A advogada Maria Eduarda Lucena, conhecida como Duda, recebeu pagamentos semanais de R$ 75 da casa de apostas 'Aposta Ganha' entre janeiro e junho de 2024 para postar comentários favoráveis à governadora Raquel Lyra (PSD) e críticos ao adversário político João Campos (PSB) em grupos de WhatsApp coordenados, configurando prática de influenciamento político em redes sociais vinculada a um setor econômico regulado.
Contexto Institucional e Estratégia de Influenciamento Político
A apuração da coluna, baseada em recibos financeiros, declarações de testemunhas e análise de 86 comentários publicados entre julho e dezembro de 2024, revelou que Duda Lucena atuava como operacional de engajamento digital para a 'Aposta Ganha', empresa patrocinadora do São João de Caruaru (PE), base eleitoral da governadora. O s dados indicam que 35% dos comentários analisados terminavam com o símbolo roxo — coração lilás — associado à campanha da governadoria, evidenciando estruturação coordenada de narrativa favorável à administração estadual em plena vigência do calendário eleitoral municipal.
Antecedentes revelam que, apesar de negar vínculo direto com a casa de apostas, Duda mantinha ligação formal com a Prospect Eventos e Consultoria, empresa controlada por Alex Galindo, chefe de operações da 'Aposta Ganha', conforme registro na Receita Federal. O grupo 'engajamento', criado em agosto de 2024 com participação confirmada de duas testemunhas, operava sob orientações específicas sobre linguagem visual e discursiva, incluindo o uso recorrente do coração roxo como marca identitária da governadora.

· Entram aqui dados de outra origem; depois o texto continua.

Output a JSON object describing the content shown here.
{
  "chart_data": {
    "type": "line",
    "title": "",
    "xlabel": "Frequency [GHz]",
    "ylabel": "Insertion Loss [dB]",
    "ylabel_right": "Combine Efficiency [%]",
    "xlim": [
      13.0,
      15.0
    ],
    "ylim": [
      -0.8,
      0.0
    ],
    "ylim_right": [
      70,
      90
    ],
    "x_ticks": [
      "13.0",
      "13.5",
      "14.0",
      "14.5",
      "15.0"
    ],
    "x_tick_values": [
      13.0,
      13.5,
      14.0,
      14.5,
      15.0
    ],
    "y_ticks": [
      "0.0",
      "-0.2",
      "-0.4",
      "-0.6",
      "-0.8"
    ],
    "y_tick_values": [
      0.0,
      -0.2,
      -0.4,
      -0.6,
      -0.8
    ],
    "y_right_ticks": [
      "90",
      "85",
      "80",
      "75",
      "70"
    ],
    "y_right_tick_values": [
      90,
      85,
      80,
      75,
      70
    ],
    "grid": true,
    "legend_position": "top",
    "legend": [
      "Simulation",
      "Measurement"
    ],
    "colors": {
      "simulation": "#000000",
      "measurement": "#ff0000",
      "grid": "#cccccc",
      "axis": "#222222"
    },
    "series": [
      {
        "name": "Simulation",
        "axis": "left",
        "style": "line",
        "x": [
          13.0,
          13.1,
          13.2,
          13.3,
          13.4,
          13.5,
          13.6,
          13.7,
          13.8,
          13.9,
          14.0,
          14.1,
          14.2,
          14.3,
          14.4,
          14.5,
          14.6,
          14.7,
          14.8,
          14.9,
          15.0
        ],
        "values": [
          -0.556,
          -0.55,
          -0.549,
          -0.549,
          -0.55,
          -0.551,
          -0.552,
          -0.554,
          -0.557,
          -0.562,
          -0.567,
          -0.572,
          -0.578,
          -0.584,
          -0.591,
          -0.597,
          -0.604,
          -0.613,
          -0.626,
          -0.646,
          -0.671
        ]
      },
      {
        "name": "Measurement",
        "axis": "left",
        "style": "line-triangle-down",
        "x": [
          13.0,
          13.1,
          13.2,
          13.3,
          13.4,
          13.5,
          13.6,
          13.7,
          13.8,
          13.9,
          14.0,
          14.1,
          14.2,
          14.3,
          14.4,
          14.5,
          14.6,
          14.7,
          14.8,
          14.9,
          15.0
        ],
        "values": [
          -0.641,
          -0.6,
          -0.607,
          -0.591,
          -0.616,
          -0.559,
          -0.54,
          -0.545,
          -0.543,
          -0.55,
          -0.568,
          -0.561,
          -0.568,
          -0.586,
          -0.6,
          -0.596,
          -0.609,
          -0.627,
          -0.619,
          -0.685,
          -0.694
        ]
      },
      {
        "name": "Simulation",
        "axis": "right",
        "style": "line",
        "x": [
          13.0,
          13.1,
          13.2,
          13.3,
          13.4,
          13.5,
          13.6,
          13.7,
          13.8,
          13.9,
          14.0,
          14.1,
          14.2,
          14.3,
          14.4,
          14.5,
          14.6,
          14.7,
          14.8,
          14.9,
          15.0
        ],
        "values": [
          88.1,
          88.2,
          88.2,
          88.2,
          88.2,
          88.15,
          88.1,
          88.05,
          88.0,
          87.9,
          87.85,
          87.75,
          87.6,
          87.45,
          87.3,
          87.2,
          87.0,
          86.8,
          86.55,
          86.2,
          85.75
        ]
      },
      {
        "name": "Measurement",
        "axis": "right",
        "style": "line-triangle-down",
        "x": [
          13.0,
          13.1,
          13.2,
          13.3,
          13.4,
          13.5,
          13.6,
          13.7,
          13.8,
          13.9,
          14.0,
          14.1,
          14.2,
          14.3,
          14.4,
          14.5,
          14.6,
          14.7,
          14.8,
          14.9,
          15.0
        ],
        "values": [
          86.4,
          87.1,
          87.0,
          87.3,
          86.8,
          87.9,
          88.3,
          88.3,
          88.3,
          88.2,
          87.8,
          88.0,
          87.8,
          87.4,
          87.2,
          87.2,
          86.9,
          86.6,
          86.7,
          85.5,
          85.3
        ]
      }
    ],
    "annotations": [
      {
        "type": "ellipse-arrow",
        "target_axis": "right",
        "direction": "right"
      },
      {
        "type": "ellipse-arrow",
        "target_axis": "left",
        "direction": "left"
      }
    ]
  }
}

35% dos 86 comentários analisados terminavam com o símbolo roxo da governadora, caracterizando campanha coordenada em redes sociais
Repercussão Jurídica e Desdobramentos Institucionais
A Procuradoria-Geral da República e o Ministério Público Eleitoral foram acionados pela denúncia de uso abusivo de recursos empresariais para fins políticos, com base no artigo 41 da Lei nº 9.504/1997, que tipifica propaganda eleitoral ilícita mediante financiamento indireto. A 'Aposta Ganha' nega qualquer ligação com campanhas políticas, afirmando que os pagamentos a Duda Lucena obedeciam a contratos civis comuns pela prestação de serviços jurídicos e assessoria estratégica.
Especialistas em direito administrativo apontam que a prática pode configurar abuso de poder econômico se comprovado vínculo direto entre recursos da empresa e intensidade da ação política, sujeitando a entidade a multa administrativa e responsabilização criminal dos gestores envolvidos. O caso segue em análise sob sigilo processual, com decisão final pendente no TSE ou na Justiça Estadual.